“We are counting down the days until our upcoming mobilization for deployment to Kosovo,” says Maury Millican, a U.S. Army chaplain. “We have been resetting, reorganizing, retraining since our redeployment from Iraq in 2005.”
Chaplain Major Millican’s unit, the 141st Maneuver Enhancement Brigade, will command the multinational peace-keeping mission to Kosovo, an eastern European country with a population that is 90 percent Albanian Muslim and 10 percent Serbian Christian. For nearly three decades, the country has experienced political upheaval related to its quest for independence from Serbia; Kosovo declared its independence in 2008.
“Kosovo marks the ancient geographic, ethnic, and cultural boundary between Islam and Christianity,” says Millican. “We are the U.S. Army’s twelfth rotation to Kosovo since 1999, teaching the two dominant ethnic-religious groups to live together in peace.” As brigade chaplain, Millican is responsible for the commander’s religious support program along with three other chaplains and four chaplain assistants.
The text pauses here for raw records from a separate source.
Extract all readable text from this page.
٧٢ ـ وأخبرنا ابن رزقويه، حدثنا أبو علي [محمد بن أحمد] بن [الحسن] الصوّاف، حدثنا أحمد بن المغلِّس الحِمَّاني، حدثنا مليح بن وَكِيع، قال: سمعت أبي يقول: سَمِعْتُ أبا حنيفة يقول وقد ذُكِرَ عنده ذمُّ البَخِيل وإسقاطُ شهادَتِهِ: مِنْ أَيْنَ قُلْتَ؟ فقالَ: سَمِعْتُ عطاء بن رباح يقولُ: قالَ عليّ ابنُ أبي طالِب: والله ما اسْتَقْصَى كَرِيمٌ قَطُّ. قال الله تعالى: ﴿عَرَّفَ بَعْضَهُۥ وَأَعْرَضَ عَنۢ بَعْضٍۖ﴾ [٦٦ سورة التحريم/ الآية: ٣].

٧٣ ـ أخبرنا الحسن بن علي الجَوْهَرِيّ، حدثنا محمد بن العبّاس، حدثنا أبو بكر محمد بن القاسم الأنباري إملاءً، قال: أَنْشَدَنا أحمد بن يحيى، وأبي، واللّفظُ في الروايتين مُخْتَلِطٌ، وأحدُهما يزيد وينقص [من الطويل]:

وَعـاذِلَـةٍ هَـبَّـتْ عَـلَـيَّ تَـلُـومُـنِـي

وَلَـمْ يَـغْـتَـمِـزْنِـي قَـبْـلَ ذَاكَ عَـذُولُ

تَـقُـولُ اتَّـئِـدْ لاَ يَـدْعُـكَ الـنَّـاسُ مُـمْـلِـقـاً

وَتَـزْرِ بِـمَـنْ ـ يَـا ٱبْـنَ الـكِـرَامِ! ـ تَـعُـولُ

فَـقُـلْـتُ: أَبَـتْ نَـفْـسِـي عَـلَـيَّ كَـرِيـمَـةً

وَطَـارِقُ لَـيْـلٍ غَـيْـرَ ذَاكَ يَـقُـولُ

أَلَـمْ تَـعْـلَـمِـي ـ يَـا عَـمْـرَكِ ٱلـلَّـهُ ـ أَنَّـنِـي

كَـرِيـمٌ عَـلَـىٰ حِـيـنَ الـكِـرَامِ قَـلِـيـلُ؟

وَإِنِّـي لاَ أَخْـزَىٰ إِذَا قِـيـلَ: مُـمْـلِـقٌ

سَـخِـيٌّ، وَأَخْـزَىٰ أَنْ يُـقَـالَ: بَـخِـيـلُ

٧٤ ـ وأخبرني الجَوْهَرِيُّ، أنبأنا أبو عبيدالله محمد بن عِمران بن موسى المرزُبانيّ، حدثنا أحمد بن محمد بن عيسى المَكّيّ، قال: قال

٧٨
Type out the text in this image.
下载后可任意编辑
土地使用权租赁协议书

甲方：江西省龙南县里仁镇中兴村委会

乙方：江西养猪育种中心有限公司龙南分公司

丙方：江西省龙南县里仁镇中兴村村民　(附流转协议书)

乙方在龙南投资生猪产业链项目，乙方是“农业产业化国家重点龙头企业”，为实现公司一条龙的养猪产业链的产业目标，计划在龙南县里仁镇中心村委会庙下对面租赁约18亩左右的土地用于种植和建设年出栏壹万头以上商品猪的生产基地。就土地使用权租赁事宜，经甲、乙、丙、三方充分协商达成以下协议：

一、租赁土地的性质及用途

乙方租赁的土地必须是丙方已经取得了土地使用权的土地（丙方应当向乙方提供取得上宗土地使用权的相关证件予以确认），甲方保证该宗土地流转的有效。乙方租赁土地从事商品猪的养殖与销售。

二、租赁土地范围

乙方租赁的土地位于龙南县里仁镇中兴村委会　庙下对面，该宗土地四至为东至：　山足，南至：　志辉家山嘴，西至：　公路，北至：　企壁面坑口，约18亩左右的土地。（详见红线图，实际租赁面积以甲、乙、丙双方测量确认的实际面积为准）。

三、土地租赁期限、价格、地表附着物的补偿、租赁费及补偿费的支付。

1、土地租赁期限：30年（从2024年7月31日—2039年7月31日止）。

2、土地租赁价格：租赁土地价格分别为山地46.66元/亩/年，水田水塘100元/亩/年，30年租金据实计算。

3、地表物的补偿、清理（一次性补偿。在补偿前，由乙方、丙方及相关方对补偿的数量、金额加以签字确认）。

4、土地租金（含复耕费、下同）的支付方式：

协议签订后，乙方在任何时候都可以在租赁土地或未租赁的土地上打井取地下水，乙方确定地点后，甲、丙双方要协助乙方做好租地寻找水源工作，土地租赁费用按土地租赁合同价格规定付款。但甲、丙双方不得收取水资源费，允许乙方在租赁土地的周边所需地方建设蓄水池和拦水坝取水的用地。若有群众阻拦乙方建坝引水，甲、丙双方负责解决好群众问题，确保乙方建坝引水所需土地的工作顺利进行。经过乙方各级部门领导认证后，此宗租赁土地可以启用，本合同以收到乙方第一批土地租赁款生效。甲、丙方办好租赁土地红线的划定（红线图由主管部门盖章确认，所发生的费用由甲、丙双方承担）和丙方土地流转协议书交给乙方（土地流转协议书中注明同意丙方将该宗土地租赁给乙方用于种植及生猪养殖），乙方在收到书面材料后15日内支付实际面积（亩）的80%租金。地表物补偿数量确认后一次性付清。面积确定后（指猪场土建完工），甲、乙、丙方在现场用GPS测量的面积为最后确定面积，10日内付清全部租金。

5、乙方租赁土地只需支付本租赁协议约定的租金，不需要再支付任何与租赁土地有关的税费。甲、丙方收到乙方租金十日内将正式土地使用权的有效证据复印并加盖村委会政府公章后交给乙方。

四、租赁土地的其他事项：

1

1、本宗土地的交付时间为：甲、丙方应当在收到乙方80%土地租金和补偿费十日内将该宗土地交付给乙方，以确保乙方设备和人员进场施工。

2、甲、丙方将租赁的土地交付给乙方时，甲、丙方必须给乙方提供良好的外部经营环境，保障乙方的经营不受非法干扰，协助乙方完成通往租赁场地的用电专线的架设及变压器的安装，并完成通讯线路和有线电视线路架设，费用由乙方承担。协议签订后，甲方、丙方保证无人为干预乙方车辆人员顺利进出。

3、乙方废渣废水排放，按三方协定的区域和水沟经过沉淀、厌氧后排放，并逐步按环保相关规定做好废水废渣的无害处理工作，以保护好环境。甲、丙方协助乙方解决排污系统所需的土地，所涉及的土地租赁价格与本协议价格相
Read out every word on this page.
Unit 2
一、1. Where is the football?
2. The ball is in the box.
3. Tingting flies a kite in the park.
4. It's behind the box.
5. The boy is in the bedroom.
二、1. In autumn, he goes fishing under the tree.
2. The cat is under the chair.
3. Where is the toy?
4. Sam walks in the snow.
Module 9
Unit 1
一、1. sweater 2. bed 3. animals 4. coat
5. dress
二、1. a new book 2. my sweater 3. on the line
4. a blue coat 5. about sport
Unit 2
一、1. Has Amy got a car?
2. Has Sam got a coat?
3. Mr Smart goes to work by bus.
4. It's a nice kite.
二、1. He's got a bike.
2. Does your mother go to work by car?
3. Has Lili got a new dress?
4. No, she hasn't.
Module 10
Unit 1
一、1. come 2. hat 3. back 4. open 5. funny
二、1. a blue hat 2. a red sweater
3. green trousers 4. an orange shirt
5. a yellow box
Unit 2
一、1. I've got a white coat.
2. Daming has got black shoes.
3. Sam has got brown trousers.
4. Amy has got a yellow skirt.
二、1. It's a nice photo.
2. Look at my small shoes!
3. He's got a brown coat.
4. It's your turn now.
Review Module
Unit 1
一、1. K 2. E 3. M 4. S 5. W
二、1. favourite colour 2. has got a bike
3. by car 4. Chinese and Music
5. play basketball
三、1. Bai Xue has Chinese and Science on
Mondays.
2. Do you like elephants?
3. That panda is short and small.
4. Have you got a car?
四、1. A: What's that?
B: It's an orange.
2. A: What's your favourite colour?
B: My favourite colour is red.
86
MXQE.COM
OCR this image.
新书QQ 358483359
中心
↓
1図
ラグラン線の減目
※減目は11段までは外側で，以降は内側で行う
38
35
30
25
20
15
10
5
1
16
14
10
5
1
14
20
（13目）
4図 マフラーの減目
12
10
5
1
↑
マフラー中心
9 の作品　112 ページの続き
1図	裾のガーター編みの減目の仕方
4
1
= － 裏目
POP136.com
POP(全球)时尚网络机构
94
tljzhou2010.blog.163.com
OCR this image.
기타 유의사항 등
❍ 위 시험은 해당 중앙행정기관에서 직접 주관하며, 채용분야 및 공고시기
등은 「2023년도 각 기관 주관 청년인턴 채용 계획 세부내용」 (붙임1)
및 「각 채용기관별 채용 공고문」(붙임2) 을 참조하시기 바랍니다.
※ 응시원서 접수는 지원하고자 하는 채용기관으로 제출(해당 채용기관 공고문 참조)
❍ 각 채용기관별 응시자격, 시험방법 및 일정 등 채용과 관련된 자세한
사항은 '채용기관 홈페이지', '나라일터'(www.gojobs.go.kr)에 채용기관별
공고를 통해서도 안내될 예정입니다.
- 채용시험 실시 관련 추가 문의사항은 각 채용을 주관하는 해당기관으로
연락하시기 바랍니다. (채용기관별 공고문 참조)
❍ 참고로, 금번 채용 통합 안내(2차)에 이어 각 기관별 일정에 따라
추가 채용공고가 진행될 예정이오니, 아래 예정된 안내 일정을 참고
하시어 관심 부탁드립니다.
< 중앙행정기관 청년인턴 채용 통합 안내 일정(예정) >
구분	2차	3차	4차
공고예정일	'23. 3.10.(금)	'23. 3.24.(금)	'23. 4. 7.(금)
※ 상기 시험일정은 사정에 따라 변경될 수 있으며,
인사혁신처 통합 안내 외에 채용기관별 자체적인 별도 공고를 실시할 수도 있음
When Millican is not on active duty, he pastors Bismarck Community Church in Bismarck, North Dakota. “In my absence as senior pastor, the consistory has called Rev. Al Schut to be the interim pastor,” Millican says. “The congregation has been amazingly supportive of my second deployment as an army chaplain. Once again, they are prepared to give up their pastor to full-time military service for the sake of others.” A community send-off was held in Bismarck in July, and in August the congregation celebrated the Lord’s Supper with both Millican and Schut before Millican left for final training. His unit will arrive in Kosovo later this fall and remain there for one year.